Greg Anthony hausse les sourcils et grimace. Il fait référence à Larry Johnson, son vieux coéquipier d'université.
-Bon courage. Je lui parle quasiment jamais, et pourtant on est restés assez proches.
-Comment c'est possible?
-Messagerie vocale. On se laisse des messages tout le temps, mais on s'est pas parlé en vrai depuis longtemps.
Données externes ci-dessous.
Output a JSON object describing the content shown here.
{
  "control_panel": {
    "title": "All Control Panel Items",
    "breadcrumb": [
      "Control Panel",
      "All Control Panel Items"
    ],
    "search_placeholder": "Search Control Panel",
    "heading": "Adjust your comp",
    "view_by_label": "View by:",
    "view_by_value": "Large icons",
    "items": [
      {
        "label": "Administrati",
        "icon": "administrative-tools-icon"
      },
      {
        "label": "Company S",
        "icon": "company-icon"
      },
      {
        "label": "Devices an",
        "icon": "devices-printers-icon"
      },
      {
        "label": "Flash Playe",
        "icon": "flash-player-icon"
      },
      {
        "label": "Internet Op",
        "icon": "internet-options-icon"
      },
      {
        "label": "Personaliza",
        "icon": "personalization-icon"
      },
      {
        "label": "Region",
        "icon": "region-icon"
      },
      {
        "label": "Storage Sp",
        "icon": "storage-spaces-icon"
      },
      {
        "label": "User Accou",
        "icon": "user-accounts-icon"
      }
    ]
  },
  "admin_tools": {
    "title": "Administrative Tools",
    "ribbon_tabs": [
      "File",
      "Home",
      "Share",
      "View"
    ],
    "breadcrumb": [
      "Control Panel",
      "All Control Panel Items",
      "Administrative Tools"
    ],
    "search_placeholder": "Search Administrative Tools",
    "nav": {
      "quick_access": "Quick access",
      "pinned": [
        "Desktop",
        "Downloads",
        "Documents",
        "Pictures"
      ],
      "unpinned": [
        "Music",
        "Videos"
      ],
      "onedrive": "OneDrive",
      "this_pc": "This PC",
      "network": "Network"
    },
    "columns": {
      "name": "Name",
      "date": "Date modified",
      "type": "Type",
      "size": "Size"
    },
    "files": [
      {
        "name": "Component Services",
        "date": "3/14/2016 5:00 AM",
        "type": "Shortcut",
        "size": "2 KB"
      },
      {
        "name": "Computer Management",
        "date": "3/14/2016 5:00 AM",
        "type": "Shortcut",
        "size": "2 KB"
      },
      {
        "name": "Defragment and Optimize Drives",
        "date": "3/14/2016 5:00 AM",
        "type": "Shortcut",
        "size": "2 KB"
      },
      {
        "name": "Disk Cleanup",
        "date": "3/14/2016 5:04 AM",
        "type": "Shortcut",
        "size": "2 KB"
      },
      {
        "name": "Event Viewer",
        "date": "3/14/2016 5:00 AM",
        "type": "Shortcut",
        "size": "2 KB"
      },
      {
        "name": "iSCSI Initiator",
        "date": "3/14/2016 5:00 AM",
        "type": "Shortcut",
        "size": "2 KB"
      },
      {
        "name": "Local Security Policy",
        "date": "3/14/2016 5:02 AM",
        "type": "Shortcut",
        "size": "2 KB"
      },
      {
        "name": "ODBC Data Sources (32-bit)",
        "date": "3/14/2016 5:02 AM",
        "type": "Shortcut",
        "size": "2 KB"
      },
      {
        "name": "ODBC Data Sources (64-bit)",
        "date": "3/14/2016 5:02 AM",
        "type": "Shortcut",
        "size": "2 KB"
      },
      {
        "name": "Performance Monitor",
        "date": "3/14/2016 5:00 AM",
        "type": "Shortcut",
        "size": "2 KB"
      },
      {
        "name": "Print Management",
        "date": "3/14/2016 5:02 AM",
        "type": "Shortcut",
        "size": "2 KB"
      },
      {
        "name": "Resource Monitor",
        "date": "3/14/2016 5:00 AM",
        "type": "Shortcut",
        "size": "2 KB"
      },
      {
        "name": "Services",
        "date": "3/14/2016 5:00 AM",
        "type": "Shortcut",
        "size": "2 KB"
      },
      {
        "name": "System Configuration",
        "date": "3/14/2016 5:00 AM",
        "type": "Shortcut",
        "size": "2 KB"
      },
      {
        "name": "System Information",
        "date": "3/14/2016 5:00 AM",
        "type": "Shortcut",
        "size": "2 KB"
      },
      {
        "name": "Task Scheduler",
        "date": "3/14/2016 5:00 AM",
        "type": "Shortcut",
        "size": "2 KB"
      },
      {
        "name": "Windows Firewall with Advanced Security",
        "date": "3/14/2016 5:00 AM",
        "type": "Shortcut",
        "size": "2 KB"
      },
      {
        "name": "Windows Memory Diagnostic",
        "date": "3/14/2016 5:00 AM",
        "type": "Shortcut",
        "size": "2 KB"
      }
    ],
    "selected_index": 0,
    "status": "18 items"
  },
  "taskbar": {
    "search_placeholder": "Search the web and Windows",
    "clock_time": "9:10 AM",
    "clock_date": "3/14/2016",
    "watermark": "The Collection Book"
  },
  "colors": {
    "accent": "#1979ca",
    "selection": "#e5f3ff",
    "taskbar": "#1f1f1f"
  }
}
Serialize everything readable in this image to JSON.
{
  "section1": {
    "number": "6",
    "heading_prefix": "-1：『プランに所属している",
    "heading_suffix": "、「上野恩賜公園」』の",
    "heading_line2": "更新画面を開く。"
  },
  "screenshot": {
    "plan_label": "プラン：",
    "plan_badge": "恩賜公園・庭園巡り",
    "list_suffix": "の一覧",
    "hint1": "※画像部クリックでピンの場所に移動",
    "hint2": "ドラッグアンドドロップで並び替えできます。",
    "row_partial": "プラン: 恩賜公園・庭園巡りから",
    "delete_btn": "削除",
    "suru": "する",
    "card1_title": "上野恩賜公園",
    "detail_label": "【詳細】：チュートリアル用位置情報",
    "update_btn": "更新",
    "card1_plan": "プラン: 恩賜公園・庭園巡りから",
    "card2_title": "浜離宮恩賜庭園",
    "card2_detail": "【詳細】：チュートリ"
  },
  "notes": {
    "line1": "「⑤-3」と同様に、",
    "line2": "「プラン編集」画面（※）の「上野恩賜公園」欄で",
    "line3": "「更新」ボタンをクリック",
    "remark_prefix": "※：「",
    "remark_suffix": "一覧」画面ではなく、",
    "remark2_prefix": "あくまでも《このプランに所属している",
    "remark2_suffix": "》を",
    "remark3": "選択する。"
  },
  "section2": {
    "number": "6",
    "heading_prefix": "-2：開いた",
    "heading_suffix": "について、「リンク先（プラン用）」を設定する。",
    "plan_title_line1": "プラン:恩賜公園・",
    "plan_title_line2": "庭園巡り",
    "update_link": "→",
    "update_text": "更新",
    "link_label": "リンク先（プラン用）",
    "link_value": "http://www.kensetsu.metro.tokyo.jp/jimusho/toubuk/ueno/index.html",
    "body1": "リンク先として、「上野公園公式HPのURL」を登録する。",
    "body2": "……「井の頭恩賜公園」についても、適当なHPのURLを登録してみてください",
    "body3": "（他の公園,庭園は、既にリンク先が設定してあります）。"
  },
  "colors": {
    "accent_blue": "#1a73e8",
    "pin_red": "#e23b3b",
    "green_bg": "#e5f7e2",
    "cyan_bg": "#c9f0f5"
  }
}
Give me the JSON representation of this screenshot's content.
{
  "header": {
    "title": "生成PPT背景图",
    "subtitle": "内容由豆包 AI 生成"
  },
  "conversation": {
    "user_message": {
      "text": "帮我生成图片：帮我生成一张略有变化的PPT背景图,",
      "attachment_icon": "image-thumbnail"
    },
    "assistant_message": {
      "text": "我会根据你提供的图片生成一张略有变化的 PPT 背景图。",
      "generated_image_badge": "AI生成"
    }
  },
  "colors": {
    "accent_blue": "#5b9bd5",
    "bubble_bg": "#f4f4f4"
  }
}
Et ça continue. Les uns après les autres, les vieux amis de Johnson racontent une histoire semblable. Ils adorent LJ, c'est le meilleur coéquipiers qu'ils aient jamais eu, leur joueur préféré, un exemple étincelant de tout ce qui est bon dans le basket... et ils ne lui ont pas parlé depuis des lustres. Tout ça colle bien avec la façon dont Larry Johnson a joué ses ultimes saisons, pendant lesquelles il était un leader d'équipe qui évitait la lumière des projecteurs. Sa carrière, longue de 10 ans, a pris fin sans atermoiements lorsqu'il a discrètement pris sa retraite en 2001 ; les Knicks avaient voulu tenir une conférence de presse et lui offrir une sortie digne de ce nom, mais il avait décliné la proposition, préférant faire des allers et retours à New York sans tapage pour signer les papiers. Les problèmes chroniques de dos qui l'avaient forcé pendant des années à jouer en souffrant (il prenait jusqu'à huit médicaments juste pour enfiler l'uniforme) avaient fini par avoir raison de lui au jeune âge de 32 ans. Johnson était retourné à Dallas avec sa femme et ses enfants, et presque plus personne depuis n'avait entendu parler de lui.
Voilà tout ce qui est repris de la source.